Polynucleotide constructs are made which contain a promoter and targeting sequences, which are homologous to the 5′ non-coding sequence of endogenous VEGF-2, flanking the promoter. The targeting sequence will be sufficiently near the 5′ end of VEGF-2 so the promoter will be operably linked to the endogenous sequence upon homologous recombination. The promoter and the targeting sequences can be amplified using PCR. Preferably, the amplified promoter contains distinct restriction enzyme sites on the 5′ and 3′ ends. Preferably, the 3′ end of the first targeting sequence contains the same restriction enzyme site as the 5′ end of the amplified promoter and the 5′ end of the second targeting sequence contains the same restriction site as the 3′ end of the amplified promoter.
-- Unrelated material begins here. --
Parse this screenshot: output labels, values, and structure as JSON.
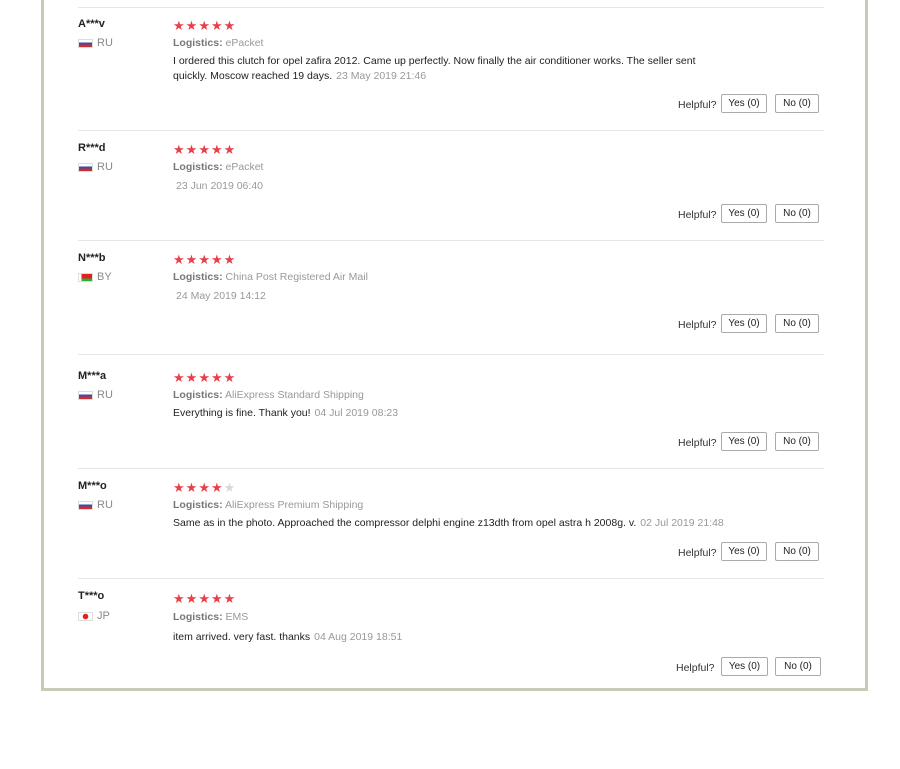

The amplified promoter and the amplified targeting sequences are digested with the appropriate restriction enzymes and subsequently treated with calf intestinal phosphatase. The digested promoter and digested targeting sequences are added together in the presence of T4 DNA ligase. The resulting mixture is maintained under conditions appropriate for ligation of the two fragments. The construct is size fractionated on an agarose gel then purified by phenol extraction and ethanol precipitation.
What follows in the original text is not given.